3. Department of Labor Investigation: If the Department of Labor (or your state or local equivalent) investigates you because someone initiates a complaint, then they could require back payment to the interns and various policies to get you back into compliance with the law. (If you do willful and repeated violations, there could be scary fines and even imprisonment. But I hope you wouldn’t be that stubborn.)

4. You have bad karma. You have someone working for you and your aren’t paying them. Why should your clients and customers pay you for your work, if you won’t pay other people for their work? Uncool. Okay, I’ve given you a bunch of bad scary news. Now here’s how to fix it. 🙂

How to Hire Interns Without Violating the Minimum Wage Law

1. Pay Them. Yes, this is obvious. But seriously, the minimum wage is $7.25-10.24 per hour – not a large amount of money (and frankly, not even enough for someone to live on). If a human being is doing work for you, which helps you make more money, then you should pay them. Not paying another human being for their labor is not only unlawful – it is unethical.

2. Go Through an Official School Internship Program. If you would really like to mentor a student in your discipline with only minimal (if any) non-karma benefit to you, that’s awesome. I recommend going through an official school or university program – not only because they will match you with the appropriate person, but also because it is in their interest to protect the rights of that student and make sure the internship laws are complied with accurately. This is not a slam-dunk that you will be complying with the law, and you still may need to pay your interns … but it does help.

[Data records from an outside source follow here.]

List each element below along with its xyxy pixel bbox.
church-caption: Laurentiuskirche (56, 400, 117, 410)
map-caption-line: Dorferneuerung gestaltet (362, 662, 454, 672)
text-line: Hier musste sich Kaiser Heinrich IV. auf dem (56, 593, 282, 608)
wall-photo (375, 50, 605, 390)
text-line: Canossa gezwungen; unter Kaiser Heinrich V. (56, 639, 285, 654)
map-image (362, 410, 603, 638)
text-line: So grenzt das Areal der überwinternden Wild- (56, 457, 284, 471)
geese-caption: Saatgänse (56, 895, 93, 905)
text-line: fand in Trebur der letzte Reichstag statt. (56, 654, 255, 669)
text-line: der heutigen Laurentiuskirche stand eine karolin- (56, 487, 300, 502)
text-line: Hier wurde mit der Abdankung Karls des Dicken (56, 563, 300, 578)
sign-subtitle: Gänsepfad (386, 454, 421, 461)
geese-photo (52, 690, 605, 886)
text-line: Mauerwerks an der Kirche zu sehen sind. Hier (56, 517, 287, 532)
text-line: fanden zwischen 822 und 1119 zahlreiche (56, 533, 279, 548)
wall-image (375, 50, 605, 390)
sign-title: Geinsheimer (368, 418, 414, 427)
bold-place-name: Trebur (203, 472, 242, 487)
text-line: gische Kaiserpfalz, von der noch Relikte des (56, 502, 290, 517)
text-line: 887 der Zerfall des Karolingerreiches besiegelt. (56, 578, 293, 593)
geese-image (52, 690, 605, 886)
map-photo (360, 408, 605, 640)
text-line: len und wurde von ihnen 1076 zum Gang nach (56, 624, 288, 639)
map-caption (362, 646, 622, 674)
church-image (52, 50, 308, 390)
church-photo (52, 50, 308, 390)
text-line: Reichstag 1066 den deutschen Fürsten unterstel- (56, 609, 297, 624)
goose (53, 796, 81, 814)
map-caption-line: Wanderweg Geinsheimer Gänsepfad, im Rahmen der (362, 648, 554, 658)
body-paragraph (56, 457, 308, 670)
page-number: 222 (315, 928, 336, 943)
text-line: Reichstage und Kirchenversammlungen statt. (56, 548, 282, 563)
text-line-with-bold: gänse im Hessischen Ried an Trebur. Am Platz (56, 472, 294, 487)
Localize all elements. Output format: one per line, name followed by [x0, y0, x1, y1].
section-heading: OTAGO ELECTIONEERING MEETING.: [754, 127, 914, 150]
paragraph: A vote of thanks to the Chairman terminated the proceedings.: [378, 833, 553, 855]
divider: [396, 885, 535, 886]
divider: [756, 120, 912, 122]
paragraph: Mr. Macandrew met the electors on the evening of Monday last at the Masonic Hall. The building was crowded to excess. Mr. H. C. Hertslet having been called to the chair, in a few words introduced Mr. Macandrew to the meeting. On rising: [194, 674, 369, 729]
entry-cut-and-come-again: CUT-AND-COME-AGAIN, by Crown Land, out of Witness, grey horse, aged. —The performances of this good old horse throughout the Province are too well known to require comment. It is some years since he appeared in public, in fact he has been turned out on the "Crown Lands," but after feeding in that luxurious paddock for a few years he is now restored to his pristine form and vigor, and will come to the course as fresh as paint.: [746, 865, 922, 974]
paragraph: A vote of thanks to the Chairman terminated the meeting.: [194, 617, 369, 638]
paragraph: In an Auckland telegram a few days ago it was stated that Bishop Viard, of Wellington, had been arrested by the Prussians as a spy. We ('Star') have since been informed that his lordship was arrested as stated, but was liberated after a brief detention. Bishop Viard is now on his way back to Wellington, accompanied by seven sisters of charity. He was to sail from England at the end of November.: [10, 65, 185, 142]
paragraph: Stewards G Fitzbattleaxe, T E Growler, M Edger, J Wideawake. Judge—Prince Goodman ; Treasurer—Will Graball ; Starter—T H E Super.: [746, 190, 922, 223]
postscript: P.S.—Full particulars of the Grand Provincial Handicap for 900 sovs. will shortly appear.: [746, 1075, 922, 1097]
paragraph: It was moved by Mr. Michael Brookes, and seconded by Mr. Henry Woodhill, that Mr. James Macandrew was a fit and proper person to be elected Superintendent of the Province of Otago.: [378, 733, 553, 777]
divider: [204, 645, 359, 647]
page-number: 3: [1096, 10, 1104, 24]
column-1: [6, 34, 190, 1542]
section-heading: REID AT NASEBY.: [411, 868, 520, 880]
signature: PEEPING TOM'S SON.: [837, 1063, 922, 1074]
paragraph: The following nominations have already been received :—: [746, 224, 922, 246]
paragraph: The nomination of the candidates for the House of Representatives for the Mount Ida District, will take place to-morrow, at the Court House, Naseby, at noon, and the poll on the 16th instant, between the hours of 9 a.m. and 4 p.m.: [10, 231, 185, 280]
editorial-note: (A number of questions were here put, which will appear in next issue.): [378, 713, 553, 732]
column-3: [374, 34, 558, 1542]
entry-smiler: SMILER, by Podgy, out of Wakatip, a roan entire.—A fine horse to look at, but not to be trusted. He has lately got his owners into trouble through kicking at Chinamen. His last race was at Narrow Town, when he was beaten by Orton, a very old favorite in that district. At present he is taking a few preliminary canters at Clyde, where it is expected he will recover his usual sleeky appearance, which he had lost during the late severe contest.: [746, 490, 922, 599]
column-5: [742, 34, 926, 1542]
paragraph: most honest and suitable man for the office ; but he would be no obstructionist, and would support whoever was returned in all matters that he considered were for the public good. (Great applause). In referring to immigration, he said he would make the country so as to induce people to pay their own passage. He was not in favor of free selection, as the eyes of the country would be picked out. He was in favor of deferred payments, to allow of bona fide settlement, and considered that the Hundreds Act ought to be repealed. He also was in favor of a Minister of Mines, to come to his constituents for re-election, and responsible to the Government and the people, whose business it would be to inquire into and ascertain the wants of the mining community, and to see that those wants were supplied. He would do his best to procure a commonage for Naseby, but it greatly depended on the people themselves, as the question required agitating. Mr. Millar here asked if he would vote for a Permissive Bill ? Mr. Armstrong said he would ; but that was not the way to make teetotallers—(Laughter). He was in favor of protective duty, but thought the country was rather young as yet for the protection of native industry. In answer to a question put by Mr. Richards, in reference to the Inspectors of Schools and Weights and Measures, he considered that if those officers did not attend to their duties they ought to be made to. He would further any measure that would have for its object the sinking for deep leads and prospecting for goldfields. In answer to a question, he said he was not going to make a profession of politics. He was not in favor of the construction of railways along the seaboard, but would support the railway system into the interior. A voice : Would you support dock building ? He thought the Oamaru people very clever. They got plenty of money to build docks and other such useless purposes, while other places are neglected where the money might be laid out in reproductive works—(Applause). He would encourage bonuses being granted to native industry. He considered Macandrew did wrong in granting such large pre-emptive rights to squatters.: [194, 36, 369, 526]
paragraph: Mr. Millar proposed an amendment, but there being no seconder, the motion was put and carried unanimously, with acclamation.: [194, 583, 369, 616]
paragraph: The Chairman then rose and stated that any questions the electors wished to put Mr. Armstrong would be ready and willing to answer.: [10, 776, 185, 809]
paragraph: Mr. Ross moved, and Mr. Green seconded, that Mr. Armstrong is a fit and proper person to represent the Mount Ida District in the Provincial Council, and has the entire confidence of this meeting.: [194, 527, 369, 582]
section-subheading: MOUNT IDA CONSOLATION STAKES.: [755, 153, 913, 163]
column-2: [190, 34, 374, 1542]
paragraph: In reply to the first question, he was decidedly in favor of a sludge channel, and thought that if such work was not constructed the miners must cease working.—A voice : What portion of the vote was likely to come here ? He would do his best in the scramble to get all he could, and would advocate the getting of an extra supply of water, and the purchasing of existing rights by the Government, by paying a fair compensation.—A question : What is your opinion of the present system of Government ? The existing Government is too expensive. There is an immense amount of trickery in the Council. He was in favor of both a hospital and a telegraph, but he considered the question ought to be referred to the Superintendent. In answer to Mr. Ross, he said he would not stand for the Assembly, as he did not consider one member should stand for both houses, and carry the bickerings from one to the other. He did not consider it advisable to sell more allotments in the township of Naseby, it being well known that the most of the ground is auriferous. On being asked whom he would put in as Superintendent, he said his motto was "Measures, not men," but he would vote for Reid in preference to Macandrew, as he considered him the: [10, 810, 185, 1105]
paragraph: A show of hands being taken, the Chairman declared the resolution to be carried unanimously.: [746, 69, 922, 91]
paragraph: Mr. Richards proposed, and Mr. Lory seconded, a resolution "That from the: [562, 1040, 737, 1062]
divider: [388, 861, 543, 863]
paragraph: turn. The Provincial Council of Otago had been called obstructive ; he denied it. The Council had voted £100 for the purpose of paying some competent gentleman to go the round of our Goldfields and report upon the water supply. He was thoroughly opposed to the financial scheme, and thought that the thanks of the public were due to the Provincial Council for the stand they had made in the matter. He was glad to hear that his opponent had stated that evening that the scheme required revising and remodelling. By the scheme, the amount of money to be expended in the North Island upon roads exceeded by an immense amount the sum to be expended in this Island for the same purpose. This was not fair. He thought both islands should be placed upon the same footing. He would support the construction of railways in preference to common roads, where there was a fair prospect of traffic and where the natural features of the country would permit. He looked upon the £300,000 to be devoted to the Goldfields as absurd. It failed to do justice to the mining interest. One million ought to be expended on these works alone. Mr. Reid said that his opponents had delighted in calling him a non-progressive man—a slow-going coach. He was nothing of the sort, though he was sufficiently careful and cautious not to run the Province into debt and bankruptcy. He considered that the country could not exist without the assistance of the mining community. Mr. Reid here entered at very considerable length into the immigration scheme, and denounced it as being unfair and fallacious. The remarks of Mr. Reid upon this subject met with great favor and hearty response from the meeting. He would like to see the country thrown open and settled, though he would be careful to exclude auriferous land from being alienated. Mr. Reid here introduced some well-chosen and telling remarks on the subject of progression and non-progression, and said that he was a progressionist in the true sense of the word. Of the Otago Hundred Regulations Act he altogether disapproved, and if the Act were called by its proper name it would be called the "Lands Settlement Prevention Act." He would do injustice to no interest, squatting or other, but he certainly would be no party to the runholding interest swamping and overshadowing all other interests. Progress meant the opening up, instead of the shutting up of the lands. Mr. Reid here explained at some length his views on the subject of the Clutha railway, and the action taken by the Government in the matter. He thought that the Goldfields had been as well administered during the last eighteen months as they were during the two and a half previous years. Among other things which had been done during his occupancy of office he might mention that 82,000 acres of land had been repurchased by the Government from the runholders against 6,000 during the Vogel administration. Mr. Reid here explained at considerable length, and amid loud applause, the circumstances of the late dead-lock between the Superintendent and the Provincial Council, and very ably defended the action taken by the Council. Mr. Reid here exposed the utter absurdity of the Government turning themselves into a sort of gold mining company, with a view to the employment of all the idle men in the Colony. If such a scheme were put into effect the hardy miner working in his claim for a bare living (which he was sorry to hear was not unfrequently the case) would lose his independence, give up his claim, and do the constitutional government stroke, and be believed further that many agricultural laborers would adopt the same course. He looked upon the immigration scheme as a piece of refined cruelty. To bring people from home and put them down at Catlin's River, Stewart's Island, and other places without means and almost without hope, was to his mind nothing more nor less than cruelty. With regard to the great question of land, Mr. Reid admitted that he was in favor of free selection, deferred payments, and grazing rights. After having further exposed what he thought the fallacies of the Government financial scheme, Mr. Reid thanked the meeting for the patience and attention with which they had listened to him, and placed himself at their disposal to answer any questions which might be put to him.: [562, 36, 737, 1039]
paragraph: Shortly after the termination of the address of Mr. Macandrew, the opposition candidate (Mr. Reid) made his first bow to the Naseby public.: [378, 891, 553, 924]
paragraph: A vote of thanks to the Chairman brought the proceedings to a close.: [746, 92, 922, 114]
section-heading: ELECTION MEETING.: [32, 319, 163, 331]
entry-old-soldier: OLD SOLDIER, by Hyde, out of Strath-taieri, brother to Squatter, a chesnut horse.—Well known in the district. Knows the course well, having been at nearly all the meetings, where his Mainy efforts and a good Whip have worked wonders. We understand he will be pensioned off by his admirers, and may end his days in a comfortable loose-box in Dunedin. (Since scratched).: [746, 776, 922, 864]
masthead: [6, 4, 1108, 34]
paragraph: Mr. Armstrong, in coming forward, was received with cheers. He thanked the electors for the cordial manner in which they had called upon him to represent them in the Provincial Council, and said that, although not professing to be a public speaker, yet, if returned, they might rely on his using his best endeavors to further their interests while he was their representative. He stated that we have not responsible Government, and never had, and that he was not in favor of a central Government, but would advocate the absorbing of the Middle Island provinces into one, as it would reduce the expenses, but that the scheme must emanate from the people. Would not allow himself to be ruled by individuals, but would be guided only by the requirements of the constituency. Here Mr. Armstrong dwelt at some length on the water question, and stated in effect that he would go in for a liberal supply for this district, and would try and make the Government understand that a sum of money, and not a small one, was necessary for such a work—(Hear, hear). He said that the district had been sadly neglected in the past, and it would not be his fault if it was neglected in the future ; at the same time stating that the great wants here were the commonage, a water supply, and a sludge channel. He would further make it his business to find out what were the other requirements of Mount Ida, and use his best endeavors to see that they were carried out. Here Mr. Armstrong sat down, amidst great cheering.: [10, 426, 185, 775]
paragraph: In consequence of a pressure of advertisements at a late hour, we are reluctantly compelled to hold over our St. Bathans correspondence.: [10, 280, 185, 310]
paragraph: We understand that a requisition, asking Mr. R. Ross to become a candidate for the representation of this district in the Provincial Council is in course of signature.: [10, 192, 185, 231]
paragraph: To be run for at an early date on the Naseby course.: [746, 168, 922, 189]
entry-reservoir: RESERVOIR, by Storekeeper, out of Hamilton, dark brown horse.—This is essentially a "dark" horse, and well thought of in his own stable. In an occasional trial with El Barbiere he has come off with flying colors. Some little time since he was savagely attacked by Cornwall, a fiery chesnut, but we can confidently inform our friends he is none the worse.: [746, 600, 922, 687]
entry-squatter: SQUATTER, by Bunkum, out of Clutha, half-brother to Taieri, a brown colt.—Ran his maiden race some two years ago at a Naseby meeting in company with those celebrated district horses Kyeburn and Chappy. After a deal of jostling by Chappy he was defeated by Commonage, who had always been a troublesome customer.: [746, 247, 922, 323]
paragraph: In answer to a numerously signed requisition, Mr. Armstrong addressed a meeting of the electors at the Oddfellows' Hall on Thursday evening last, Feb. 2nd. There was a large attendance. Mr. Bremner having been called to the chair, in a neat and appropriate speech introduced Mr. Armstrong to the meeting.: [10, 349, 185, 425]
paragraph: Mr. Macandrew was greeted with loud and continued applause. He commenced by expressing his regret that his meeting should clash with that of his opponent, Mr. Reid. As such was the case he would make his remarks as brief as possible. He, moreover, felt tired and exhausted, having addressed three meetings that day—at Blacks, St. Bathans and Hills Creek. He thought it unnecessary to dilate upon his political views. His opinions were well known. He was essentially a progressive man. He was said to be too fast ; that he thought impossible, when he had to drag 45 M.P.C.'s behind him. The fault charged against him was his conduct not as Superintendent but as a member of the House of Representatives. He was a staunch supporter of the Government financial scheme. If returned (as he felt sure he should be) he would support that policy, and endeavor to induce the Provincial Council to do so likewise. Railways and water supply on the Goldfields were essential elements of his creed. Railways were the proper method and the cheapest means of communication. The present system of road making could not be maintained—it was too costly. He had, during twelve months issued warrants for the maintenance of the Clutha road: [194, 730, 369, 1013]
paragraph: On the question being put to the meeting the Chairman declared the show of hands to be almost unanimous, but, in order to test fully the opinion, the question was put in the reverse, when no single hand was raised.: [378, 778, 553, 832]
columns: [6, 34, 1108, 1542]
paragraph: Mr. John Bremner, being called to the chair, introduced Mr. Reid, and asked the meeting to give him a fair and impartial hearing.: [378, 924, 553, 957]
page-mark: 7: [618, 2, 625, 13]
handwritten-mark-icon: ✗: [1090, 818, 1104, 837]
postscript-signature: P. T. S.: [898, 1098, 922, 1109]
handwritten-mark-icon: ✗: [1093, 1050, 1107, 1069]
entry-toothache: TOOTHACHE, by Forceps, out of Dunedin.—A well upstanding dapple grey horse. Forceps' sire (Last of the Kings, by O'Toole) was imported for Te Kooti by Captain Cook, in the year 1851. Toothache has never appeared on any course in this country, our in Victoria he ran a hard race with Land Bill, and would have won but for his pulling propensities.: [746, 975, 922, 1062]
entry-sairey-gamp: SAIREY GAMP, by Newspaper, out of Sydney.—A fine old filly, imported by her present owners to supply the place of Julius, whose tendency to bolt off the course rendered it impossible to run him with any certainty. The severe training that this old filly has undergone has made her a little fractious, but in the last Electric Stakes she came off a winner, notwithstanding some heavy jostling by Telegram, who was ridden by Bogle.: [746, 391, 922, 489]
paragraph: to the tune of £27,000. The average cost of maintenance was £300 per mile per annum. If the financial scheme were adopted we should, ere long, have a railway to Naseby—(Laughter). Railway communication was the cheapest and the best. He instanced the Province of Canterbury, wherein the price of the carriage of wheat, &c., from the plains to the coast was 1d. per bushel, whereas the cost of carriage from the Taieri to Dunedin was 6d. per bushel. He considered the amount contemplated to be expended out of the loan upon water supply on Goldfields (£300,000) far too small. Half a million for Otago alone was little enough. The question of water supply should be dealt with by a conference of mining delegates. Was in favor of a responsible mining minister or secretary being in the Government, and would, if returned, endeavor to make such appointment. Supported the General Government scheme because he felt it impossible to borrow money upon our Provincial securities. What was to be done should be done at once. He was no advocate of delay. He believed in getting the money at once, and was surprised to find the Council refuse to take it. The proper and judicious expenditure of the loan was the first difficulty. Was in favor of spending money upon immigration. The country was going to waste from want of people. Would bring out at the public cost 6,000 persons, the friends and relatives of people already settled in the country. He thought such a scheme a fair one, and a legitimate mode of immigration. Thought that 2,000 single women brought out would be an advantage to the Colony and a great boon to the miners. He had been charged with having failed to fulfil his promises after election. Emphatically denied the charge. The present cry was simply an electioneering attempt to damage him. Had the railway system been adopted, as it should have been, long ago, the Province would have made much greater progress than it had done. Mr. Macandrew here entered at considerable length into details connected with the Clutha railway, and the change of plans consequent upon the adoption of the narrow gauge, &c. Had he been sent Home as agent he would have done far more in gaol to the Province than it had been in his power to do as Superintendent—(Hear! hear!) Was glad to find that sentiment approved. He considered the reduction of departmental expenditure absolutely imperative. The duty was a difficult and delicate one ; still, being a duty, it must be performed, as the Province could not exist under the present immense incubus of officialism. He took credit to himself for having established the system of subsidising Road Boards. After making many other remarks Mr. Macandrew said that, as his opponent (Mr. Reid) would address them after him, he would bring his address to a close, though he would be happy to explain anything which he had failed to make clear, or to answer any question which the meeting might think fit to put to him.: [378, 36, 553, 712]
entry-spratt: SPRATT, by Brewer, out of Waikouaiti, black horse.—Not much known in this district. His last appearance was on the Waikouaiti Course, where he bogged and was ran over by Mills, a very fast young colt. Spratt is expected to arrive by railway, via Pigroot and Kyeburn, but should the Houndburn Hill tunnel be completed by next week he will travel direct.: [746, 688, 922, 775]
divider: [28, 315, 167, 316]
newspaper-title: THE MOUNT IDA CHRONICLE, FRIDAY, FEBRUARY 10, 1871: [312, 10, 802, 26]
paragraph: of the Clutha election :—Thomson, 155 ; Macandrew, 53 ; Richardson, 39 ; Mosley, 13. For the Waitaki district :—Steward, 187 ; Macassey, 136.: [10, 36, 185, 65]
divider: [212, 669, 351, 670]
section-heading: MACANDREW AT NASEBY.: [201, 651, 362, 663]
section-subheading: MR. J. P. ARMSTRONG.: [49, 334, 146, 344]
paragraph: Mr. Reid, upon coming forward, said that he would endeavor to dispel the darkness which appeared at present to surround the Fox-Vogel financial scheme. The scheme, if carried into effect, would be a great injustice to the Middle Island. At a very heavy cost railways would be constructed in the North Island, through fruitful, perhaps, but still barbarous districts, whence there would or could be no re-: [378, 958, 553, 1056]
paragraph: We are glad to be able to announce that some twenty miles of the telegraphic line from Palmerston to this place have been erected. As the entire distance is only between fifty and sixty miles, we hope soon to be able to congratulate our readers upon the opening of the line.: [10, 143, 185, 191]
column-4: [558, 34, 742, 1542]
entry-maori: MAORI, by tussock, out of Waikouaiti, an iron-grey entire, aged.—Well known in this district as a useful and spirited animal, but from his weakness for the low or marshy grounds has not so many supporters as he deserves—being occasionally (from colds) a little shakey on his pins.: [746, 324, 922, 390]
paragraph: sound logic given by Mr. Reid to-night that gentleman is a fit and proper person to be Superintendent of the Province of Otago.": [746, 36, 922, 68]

3. Make It About Them. You want to do a training or apprenticeship program for up and coming people in your profession? Awesome. Then create that program. You can call it an internship or an apprenticeship or it can just be another seminar or set of classes. Make it for free and be compensated in good juju energy. You could even charge them for it – and then you will have even more incentive to make it only for their benefit.

4. Hire an Independent Contractor* Well, this doesn’t get around the whole “pay them” rule, because if you hire someone and don’t pay them, I doubt any labor or tax agency is going to believe that they are an independent contractor – since making zero money is a terrible way to run a business. (Unless, of course, you are paying each other in trade or another mutual benefit.) But, if the person working on your project is a true independent contractor, you are not governed by these minimum wage rules. There is a * after independent contractor, because there’s another whole set of criteria to determine if someone is really an independent contractor. But, that issue will be something I cover in another blog post.

5. Hire Someone Outside of the United States We’ve all seen virtual assistants and other staff advertised in other countries as working for as little as $2-5 per hour. These people may be independent contractors, and/or you may be hiring an agency who employs the workers and provides them to you per an agency contract. While U.S. minimum wage doesn’t apply here, there are business, logistical, and PR considerations to hiring low paid workers in another country.

Here’s the bottom line.

If you hire an “intern” to do work for you that contributes to you making more products or providing more services, you must pay them per the FLSA federal minimum wage law.

If you’re not willing or able to pay someone as little as $7.25 per hour, then either you aren’t ready to hire someone, or you aren’t running a real business.